Pseudorandom Hashing for Space-bounded Computation with Applications in Streaming
Praneeth Kacham, Rasmus Pagh, Mikkel Thorup, David P. Woodruff
TL;DR
This work advances space-efficient streaming by introducing HashPRG, a symmetric, large-alphabet pseudorandom generator that offers a tunable seed-versus-update-time trade-off for derandomizing streaming algorithms. HashPRG enables near-optimal derandomizations for key primitives, including $F_p$ moment estimation (both $p>2$ and $0<p<2$), CountSketch with tight error guarantees, and Private CountSketch, while preserving space up to polylog factors and achieving fast per-update times in the Word RAM model. The authors develop a refined independence framework and leverage symmetry to reduce derandomization overhead, delivering practical, space-efficient, low-latency streaming algorithms. A core consequence is tighter upper and matching lower bounds for estimating $ orm{x}_{ inf}$ in turnstile streams, along with a general-purpose derandomization toolkit (HashPRG) that parallels Nisan’s generator but with improved performance characteristics. Overall, HashPRG enables robust, provably efficient derandomizations across a broad spectrum of streaming tasks, with direct implications for efficient data analysis in turnstile streams.
Abstract
We revisit Nisan's classical pseudorandom generator (PRG) for space-bounded computation (STOC 1990) and its applications in streaming algorithms.

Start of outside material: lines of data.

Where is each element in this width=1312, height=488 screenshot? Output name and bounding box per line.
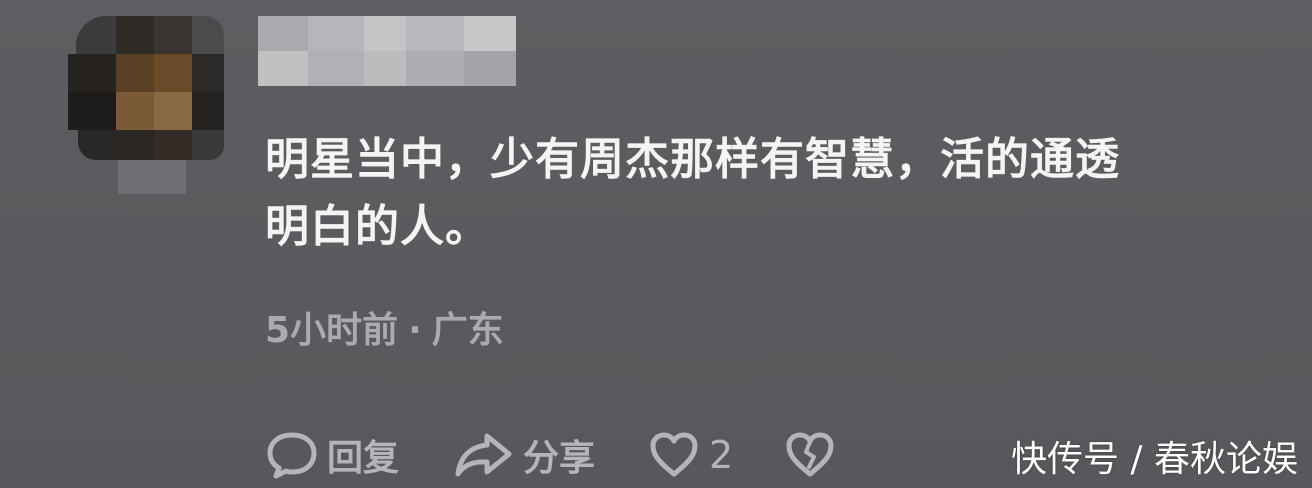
comment-meta: 5小时前 · 广东 <box>265 306 504 356</box>
watermark: 快传号 / 春秋论娱 <box>1010 439 1298 480</box>
speech-bubble-icon <box>265 430 319 480</box>
comment-text: 明星当中，少有周杰那样有智慧，活的通透 明白的人。 <box>265 126 1275 260</box>
dislike-button[interactable] <box>785 431 835 479</box>
comment-card: 明星当中，少有周杰那样有智慧，活的通透 明白的人。 5小时前 · 广东 回复 分… <box>0 0 1312 488</box>
meta-separator: · <box>408 310 422 351</box>
avatar[interactable] <box>68 16 224 194</box>
reply-label: 回复 <box>327 438 400 479</box>
location: 广东 <box>431 310 504 351</box>
comment-line-1: 明星当中，少有周杰那样有智慧，活的通透 <box>265 134 1120 185</box>
share-button[interactable]: 分享 <box>453 429 595 481</box>
reply-button[interactable]: 回复 <box>265 429 399 481</box>
share-label: 分享 <box>523 438 596 479</box>
like-count: 2 <box>709 433 734 477</box>
like-button[interactable]: 2 <box>649 431 733 479</box>
comment-line-2: 明白的人。 <box>265 201 490 252</box>
share-arrow-icon <box>453 430 515 480</box>
timestamp: 5小时前 <box>265 310 399 351</box>
action-bar: 回复 分享 2 <box>265 428 835 482</box>
heart-icon <box>649 431 699 479</box>
broken-heart-icon <box>785 431 835 479</box>
username-blurred[interactable] <box>258 16 516 86</box>
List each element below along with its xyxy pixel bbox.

We describe a new generator, HashPRG, that can be thought of as a symmetric version of Nisan's generator over larger alphabets. Our generator allows a trade-off between seed length and the time needed to compute a given block of the generator's output. HashPRG can be used to obtain derandomizations with much better update time and \emph{without sacrificing space} for a large number of data stream algorithms, such as $F_p$ estimation in the parameter regimes $p > 2$ and $0 < p < 2$ and CountSketch with tight estimation guarantees as analyzed by Minton and Price (SODA 2014) which assumed access to a random oracle. We also show a recent analysis of Private CountSketch can be derandomized using our techniques. For a $d$-dimensional vector $x$ being updated in a turnstile stream, we show that $\|x\|_{\infty}$ can be estimated up to an additive error of $\varepsilon\|x\|_{2}$ using $O(\varepsilon^{-2}\log(1/\varepsilon)\log d)$ bits of space. Additionally, the update time of this algorithm is $O(\log 1/\varepsilon)$ in the Word RAM model. We show that the space complexity of this algorithm is optimal up to constant factors. However, for vectors $x$ with $\|x\|_{\infty} = Θ(\|x\|_{2})$, we show that the lower bound can be broken by giving an algorithm that uses $O(\varepsilon^{-2}\log d)$ bits of space which approximates $\|x\|_{\infty}$ up to an additive error of $\varepsilon\|x\|_{2}$. We use our aforementioned derandomization of the CountSketch data structure to obtain this algorithm, and using the time-space trade off of HashPRG, we show that the update time of this algorithm is also $O(\log 1/\varepsilon)$ in the Word RAM model.